ただ、それが日本の選手全体にただちに影響を及ぼしたかと言えば、そうとは言い切れない。同シーズンのワールドカップでは葛西紀明が6勝したほか、船木和喜が3勝、宮平秀治が1勝を上げている。世界選手権でも、ノーマルヒルで日本勢が表彰台を独占しているし、ラージヒルは宮平が銅メダル、団体でも銀メダルと好成績を残している。
たしかにルールが変わり、数cm短い板を使用しなければいけなくなった選手は適応するのが大変だったことも事実だ。ただ一概に日本を狙い撃ちしたとは言えないだろう。実際に、海外の選手を見ても、173cmとジャンプ界では小柄ながら、2002年ソルトレークシティ、2010年バンクーバーの2大会で金メダリストとなったシモン・アマンのような存在もいる。
ルールに批判はつきものではあるが……
過去の著名な例からすれば、簡単にどこかの国、例えば日本を狙ってのルール改正がなされたのかどうかは言い切れない。また、ジャンプのルール改正についても、当時日本側は公式的に異を唱えなかった。むしろ賛同していたことを踏まえても、「日本を標的に~」と言うのは難しい面がある。

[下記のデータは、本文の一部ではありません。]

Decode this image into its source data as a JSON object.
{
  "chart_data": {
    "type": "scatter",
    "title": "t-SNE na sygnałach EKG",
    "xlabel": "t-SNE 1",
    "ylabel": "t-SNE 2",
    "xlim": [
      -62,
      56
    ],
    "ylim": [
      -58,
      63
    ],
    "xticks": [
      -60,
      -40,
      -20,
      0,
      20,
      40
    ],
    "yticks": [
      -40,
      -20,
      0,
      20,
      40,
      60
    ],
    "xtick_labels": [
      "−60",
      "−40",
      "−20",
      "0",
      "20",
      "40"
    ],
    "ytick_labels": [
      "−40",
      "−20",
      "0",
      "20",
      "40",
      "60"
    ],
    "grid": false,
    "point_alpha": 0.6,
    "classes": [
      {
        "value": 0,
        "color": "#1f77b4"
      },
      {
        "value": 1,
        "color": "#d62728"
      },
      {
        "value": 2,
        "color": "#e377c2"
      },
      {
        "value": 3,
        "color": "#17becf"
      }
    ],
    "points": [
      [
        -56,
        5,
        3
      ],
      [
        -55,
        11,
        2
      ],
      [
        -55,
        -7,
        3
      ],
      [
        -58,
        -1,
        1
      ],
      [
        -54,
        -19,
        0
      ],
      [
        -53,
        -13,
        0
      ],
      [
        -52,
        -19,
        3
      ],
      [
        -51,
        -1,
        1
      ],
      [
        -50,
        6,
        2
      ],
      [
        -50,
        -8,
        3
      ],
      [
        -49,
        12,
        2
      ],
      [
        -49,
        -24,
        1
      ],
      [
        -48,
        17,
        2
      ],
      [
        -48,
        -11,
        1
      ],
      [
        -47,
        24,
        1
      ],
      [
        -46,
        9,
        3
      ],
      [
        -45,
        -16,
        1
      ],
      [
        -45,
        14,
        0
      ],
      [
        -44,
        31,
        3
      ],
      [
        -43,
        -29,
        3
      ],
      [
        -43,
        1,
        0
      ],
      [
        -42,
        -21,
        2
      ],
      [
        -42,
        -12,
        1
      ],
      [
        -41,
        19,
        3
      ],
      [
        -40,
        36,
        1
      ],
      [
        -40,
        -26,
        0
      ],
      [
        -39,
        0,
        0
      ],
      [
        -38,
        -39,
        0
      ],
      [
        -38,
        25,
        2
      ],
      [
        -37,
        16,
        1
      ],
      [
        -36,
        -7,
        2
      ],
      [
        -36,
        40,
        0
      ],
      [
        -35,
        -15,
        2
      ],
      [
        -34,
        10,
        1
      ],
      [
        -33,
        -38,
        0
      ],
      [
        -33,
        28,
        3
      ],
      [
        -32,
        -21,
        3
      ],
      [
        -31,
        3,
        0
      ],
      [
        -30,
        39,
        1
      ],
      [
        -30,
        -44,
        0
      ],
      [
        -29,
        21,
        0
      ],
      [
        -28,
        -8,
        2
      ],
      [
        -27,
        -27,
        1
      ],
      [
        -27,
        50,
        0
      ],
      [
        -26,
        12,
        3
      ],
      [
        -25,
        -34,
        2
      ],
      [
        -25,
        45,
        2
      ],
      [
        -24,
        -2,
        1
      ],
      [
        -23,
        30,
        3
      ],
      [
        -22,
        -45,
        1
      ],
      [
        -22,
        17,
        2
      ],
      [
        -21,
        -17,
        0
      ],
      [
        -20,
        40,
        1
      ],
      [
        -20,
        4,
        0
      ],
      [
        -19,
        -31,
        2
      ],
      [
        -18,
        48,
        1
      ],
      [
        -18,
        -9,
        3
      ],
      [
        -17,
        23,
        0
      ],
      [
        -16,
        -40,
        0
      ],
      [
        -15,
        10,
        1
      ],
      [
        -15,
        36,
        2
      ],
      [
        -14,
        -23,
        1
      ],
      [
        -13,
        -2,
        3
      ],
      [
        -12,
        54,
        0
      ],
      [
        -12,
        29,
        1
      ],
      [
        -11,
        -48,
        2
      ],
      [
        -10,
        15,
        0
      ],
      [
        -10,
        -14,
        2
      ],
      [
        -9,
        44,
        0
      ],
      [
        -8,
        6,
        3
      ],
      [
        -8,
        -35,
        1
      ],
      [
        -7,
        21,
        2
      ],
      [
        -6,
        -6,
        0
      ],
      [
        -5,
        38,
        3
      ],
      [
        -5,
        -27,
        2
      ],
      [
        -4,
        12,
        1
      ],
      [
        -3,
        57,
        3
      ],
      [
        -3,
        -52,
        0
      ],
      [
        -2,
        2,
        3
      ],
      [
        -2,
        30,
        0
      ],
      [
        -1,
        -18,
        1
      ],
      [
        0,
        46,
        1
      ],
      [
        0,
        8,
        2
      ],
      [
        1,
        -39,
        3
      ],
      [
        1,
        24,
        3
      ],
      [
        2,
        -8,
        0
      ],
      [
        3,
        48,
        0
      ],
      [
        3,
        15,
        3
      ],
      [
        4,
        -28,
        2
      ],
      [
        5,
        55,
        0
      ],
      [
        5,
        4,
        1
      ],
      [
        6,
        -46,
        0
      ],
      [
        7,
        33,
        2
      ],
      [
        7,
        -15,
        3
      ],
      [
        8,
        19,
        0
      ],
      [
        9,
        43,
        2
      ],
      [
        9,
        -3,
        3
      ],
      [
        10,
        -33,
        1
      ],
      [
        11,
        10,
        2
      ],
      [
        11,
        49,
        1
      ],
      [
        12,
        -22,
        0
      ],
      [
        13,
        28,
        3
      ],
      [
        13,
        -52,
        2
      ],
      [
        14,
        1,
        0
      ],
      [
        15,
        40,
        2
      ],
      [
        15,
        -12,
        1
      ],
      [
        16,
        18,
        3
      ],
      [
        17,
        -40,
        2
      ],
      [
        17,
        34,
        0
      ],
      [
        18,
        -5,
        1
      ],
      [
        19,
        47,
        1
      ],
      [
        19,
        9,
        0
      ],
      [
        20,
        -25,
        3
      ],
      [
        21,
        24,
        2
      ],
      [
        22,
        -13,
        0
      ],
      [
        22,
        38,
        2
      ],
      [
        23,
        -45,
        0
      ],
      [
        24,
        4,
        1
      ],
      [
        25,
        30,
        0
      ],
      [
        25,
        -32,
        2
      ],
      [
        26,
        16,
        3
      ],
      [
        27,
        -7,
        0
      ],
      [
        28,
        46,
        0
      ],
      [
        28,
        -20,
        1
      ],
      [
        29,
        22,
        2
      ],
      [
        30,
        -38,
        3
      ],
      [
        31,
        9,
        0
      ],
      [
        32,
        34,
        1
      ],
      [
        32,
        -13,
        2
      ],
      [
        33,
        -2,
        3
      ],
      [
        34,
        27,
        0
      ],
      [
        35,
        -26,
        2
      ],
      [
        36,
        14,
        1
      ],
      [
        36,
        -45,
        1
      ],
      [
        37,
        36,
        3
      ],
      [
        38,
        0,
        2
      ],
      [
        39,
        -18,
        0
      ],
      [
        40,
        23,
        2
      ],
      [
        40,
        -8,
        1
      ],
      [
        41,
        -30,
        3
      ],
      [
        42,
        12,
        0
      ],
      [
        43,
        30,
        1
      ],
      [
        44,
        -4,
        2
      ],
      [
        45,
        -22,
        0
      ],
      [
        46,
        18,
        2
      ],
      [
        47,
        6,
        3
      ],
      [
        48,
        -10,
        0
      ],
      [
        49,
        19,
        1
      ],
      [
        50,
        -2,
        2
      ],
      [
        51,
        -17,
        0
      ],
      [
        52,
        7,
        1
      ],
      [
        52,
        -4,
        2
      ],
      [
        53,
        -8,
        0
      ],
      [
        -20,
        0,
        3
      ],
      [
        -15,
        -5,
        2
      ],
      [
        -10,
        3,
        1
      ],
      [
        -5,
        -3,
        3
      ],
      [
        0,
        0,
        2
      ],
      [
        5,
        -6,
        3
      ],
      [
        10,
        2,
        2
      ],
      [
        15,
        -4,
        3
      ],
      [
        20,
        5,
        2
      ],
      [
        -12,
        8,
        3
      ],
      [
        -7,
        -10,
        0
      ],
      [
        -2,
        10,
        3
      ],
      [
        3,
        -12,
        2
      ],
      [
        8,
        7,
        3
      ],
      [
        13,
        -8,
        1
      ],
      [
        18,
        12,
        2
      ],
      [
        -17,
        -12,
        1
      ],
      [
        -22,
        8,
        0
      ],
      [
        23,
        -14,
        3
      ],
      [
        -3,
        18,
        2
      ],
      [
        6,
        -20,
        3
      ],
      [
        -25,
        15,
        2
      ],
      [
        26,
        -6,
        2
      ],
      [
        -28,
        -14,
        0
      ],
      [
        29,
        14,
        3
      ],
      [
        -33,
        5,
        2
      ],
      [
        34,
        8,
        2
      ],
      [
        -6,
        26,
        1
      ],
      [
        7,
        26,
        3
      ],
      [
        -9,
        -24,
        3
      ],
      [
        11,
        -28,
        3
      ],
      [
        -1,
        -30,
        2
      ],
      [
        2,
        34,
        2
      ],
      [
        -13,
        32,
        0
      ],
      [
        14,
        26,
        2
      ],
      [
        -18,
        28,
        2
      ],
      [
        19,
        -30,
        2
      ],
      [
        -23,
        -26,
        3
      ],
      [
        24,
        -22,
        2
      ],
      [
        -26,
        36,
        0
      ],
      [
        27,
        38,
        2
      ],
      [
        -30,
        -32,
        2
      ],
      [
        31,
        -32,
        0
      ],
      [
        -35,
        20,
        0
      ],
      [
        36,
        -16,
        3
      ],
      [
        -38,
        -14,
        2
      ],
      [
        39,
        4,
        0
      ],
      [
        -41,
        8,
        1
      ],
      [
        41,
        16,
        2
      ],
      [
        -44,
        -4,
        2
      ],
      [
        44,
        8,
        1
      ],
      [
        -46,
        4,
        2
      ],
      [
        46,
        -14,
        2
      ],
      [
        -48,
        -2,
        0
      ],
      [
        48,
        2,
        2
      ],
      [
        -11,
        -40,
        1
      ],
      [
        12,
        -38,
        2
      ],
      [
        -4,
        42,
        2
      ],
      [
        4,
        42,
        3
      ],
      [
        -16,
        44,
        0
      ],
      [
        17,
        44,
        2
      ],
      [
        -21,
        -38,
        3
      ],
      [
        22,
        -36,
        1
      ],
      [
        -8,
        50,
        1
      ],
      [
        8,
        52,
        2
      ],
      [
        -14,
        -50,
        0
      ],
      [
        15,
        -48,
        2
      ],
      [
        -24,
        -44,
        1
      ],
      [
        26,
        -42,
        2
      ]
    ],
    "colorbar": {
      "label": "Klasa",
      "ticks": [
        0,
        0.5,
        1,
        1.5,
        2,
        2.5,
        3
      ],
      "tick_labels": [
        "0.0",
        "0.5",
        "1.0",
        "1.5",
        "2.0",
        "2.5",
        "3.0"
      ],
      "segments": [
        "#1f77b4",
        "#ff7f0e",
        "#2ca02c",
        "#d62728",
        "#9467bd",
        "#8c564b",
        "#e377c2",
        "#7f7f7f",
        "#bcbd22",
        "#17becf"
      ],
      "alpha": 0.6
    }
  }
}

ルールに関しては、幅広い意味で、日本に限らず、さまざまな国で「不公平」「正当ではない」など批判が出ることがある。ルールの設計そして改正には、よりフェアであるように、という観点からのものもあれば、より面白くすることを目的にするなど、いろいろな要素も絡んでくることが、議論をより複雑にしている。